Article 17 and Recitals 65 & 66 of the Applied GDPR relate to this right, which is also referred to as “the right to be forgotten”. This right includes an entitlement for individuals to ask to be given details of the recipients to whom the controller has disclosed the personal data which is the subject of the request for erasure.
Although individuals have the right to obtain erasure of their personal data without undue delay on request, the right is not absolute and controllers are only obliged to erase personal data in the circumstances specified in Article 17(1).
The right can be exercised when one of the following applies:
- consent is withdrawn and the controller has no other grounds for processing that personal data;
- the right to object to direct marketing has been exercised (Article 21(3));
- the right to object to processing has been exercised and there are no other grounds for processing.
or the data:
- is no longer necessary for the purpose(s) for which they were collected or otherwise processed;
- has been unlawfully processed;
- have to be erased to comply with a legal obligation on the controller;
- was collected in relation to information society services and relates to a child (or a child that has now reached maturity)

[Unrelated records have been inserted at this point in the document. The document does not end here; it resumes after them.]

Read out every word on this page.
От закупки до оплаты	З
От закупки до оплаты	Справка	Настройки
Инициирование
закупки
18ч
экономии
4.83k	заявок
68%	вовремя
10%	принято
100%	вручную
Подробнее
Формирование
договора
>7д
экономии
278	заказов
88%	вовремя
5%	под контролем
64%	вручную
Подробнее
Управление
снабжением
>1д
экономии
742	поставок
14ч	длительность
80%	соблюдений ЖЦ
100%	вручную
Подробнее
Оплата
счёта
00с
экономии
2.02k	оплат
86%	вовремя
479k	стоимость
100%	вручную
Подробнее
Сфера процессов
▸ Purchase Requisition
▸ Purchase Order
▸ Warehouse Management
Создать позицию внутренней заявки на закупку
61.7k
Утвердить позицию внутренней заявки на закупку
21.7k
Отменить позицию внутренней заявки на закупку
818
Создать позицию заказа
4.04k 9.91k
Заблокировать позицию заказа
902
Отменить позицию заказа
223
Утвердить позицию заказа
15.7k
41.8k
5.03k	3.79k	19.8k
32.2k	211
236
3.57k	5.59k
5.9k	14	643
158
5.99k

Action to be taken by controllers
- respond to the individual without undue delay and within one month to communicate the action, or inaction, taken;
- communicate the erasure to each recipient it has been disclosed to (Article 19);
- if the individual has requested to be informed about the recipients, communicate those details to to the individual (Article 19);
- where the controller has made public the personal data it is obliged to erase, it must take reasonable steps, including technical measures, to inform other controllers processing that personal data that the individual has requested the erasure by such controllers of any links to, or copy or replication of, those personal data. (Article 17(2)).
Limitations and restrictions
There are limitations on the extent of the exercise of the right set out in Article 17(3) of the Applied GDPR if the processing is necessary:
- for exercising the right of free speech (journalism, literature, art etc)

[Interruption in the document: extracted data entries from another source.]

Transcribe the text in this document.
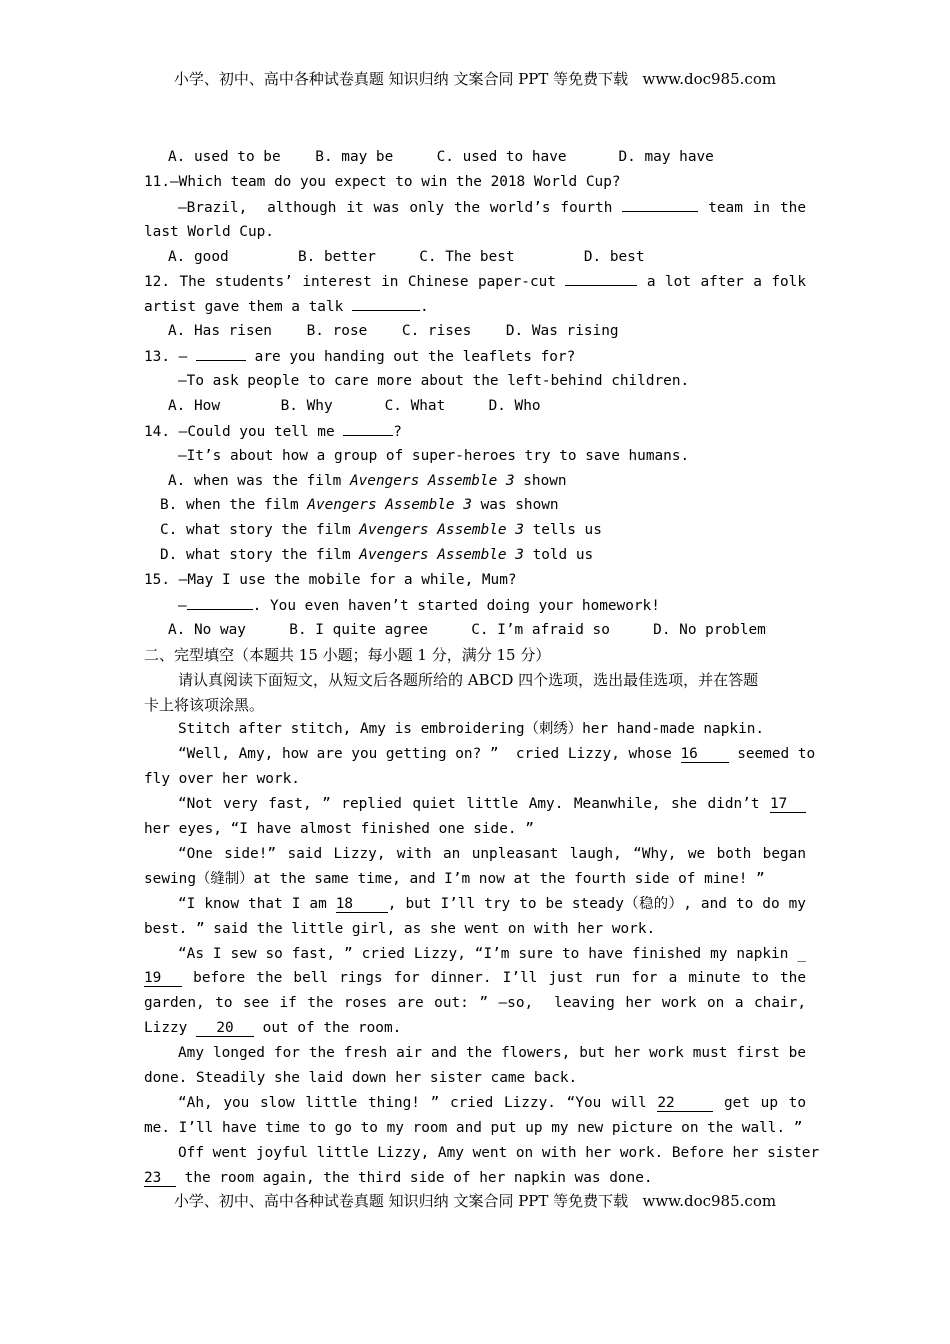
小学、初中、高中各种试卷真题 知识归纳 文案合同 PPT 等免费下载   www.doc985.com
A. used to be    B. may be     C. used to have      D. may have
11.—Which team do you expect to win the 2018 World Cup?
—Brazil,  although it was only the world’s fourth	team in the
last World Cup.
A. good        B. better     C. The best        D. best
12. The students’ interest in Chinese paper-cut	a lot after a folk
artist gave them a talk	.
A. Has risen    B. rose    C. rises    D. Was rising
13. —	are you handing out the leaflets for?
—To ask people to care more about the left-behind children.
A. How       B. Why      C. What     D. Who
14. —Could you tell me	?
—It’s about how a group of super-heroes try to save humans.
A. when was the film Avengers Assemble 3 shown
B. when the film Avengers Assemble 3 was shown
C. what story the film Avengers Assemble 3 tells us
D. what story the film Avengers Assemble 3 told us
15. —May I use the mobile for a while, Mum?
—	. You even haven’t started doing your homework!
A. No way     B. I quite agree     C. I’m afraid so     D. No problem
二、完型填空（本题共 15 小题；每小题 1 分，满分 15 分）
请认真阅读下面短文，从短文后各题所给的 ABCD 四个选项，选出最佳选项，并在答题
卡上将该项涂黑。
Stitch after stitch, Amy is embroidering（刺绣）her hand-made napkin.
“Well, Amy, how are you getting on? ”  cried Lizzy, whose 16	seemed to
fly over her work.
“Not very fast, ” replied quiet little Amy. Meanwhile, she didn’t 17
her eyes, “I have almost finished one side. ”
“One side!” said Lizzy, with an unpleasant laugh, “Why, we both began
sewing（缝制）at the same time, and I’m now at the fourth side of mine! ”
“I know that I am 18 , but I’ll try to be steady（稳的）, and to do my
best. ” said the little girl, as she went on with her work.
“As I sew so fast, ” cried Lizzy, “I’m sure to have finished my napkin _
19 before the bell rings for dinner. I’ll just run for a minute to the
garden, to see if the roses are out: ” —so,  leaving her work on a chair,
Lizzy 20 out of the room.
Amy longed for the fresh air and the flowers, but her work must first be
done. Steadily she laid down her sister came back.
“Ah, you slow little thing! ” cried Lizzy. “You will 22	get up to
me. I’ll have time to go to my room and put up my new picture on the wall. ”
Off went joyful little Lizzy, Amy went on with her work. Before her sister
23 the room again, the third side of her napkin was done.
小学、初中、高中各种试卷真题 知识归纳 文案合同 PPT 等免费下载   www.doc985.com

- compliance with a legal obligation in relation to a task carried out by virtue of public interest or in exercise of official authority
- public interest in the area of public health
- archiving in the public interest, research or statistical purposes
- establishment, defence or exercise of legal claims
Refusing a request
Controllers may refuse to comply with all or part of the request for erasure but must be able to justify its decision.
Requests may be refused in cases where:
- none of the grounds in Article 17(1) apply;
- a limitation on the right set out in Article 17(3) can be justified in the particular circumstances;
- the request is manifestly unfounded or excessive, in particular if it is repetitive;
- a restriction on the right can justified in the particular circumstances (Article 23).
Non-compliance with requests to exercise rights
If the controller is not taking action on the request of the individual to exercise any right, it must inform the individual “without delay” (and within ONE month of receipt of the request) about:
- the reasons for not taking action; and
- their remedies, in particular the right to lodge a complaint with a supervisory authority and to seek a judicial remedy.